According to Tim Leisman, president and CEO of the company, to date the market has mostly been driven by issues around inbound traffic as a route for viruses and spam.

But he said there is much more interest now in outbound messaging security and issues of how best to secure content leaving an organization. Concerns over messaging security and compliance are really helping re-invigorate this sector. People are seeing that the real issue they face is how to manage content more effectively. Throwing point products at point problems to defend the perimeter is not enough, he said.

The company says it has pulled together a unified security platform that will defend against the multiple attack vectors of web, email, and SIP, the session initiation protocol which is becoming a significant protocol in the world of VoIP. It has been in the pipeline for 18 months or so, Leisman said, since the addition a couple of years ago to its MXtreme Mail firewall of management features that permitted centralized or tiered administration of more than one system.

The portfolio takes in its MXtreme mail firewall product to secure email traffic, the SteelGate firewall and VPN appliance for web and network defenses, and its SIPAssure SIP firewall for VoIP security.
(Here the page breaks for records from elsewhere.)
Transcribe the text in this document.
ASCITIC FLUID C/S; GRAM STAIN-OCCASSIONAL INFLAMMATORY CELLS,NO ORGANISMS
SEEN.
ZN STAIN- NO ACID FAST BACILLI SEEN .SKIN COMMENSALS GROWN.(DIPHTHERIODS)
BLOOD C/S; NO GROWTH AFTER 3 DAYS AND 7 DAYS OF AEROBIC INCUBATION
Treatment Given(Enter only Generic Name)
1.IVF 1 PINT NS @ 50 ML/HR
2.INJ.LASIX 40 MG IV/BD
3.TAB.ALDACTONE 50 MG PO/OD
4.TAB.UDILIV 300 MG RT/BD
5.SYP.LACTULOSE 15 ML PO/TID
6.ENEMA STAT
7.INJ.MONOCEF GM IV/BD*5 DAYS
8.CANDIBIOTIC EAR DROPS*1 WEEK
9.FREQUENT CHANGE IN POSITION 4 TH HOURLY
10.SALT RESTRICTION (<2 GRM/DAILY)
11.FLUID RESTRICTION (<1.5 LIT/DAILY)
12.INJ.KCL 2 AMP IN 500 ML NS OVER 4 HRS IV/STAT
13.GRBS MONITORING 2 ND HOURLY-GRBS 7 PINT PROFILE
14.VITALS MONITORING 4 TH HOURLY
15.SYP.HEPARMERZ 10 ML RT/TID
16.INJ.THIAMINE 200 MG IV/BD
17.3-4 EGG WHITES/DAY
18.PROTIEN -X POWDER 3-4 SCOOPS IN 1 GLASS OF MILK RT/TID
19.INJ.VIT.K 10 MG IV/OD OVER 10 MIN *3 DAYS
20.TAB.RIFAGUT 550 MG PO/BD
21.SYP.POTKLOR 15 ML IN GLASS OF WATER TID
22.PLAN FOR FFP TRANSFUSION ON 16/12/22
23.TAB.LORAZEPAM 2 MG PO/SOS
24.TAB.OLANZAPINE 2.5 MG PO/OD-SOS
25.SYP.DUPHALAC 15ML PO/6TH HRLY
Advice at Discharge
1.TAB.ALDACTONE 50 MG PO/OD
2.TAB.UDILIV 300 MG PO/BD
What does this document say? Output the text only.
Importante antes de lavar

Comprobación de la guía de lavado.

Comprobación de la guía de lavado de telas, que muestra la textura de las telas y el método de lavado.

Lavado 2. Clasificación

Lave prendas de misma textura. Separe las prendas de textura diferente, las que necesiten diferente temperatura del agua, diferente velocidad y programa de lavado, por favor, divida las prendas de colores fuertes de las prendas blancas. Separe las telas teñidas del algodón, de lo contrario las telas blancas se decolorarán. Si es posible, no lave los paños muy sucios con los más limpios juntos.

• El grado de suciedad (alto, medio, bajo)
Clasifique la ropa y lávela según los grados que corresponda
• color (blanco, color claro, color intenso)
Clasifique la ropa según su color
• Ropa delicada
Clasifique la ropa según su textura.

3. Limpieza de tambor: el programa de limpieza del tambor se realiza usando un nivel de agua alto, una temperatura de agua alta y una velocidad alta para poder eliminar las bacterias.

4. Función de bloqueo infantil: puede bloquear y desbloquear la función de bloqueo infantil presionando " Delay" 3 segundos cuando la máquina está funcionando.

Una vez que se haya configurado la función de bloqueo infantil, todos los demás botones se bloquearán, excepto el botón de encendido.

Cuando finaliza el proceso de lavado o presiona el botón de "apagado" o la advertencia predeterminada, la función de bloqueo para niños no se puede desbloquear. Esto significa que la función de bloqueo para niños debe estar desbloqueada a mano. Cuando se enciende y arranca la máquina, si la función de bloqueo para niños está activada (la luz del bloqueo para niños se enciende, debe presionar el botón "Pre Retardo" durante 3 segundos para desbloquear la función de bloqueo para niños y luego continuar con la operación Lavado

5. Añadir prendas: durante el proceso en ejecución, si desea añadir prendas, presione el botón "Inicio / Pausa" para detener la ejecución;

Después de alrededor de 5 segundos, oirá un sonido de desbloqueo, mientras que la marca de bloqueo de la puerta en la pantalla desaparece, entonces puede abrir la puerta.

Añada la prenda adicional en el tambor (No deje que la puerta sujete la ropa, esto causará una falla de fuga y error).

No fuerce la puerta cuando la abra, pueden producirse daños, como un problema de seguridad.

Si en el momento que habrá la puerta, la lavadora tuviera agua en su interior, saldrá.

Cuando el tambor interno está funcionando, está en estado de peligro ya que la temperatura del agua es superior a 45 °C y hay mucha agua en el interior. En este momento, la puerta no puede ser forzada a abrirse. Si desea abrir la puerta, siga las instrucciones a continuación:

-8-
The company has had a firewall appliance aimed at securing VoIP for over a year, with the SIPassure gateway designed to protect against threats such as denial-of-service attacks, number spoofing, and the remote compromise of VoIP phones. It is designed to work alongside IP PBXs from the likes of Avaya and Cisco.

Headquartered in Toronto, Canada, Borderware started out 11 years ago as a firewall vendor, moved into email security appliances, and is now extending its business footprint into the broader but still emerging IP security markets around instant messaging and VoIP. It wants to be known as an internet security communications company.

It still concentrates wholly on indirect sales and claims to have 8,000 of its appliances installed at customer sites that are serviced by 500 channel VARS and a long list of security and networking vendor partners that takes in Cisco, F5, Kaspersky Labs, McAfee, PGP, RSA, Symantec, and Ubiquity.

According to its CEO, the business is growing at a 40% growth clip having produced revenue last year of CAD 20m ($17.5m). The average deal size for its appliances runs to around CAD 40,000 ($35,000) and CAD 80,000 ($70,000).

Leisman said the company would be publicizing its latest products later this month at the RSA Security trade show, where it will also be promoting a prevent, control, and manage proposition. That is based on the Borderware Security Platform and an appliance set running the hardened S-Core operating system and handling various aspects of email, VoIP, IM, video, web, and network security.

The company competes with a bunch of email security vendors from CipherTrust and Clearswift, to Ironport and Symantec. One market differentiator is that the company has obtained EAL4+ certification for its MXtreme email firewall appliance line, classifying it as having the highest level of third-party certification for network security devices. Its email system is built to be highly available with message-level redundancy and on-demand clustering capability. It is ready to announce Version 6 of MXtreme.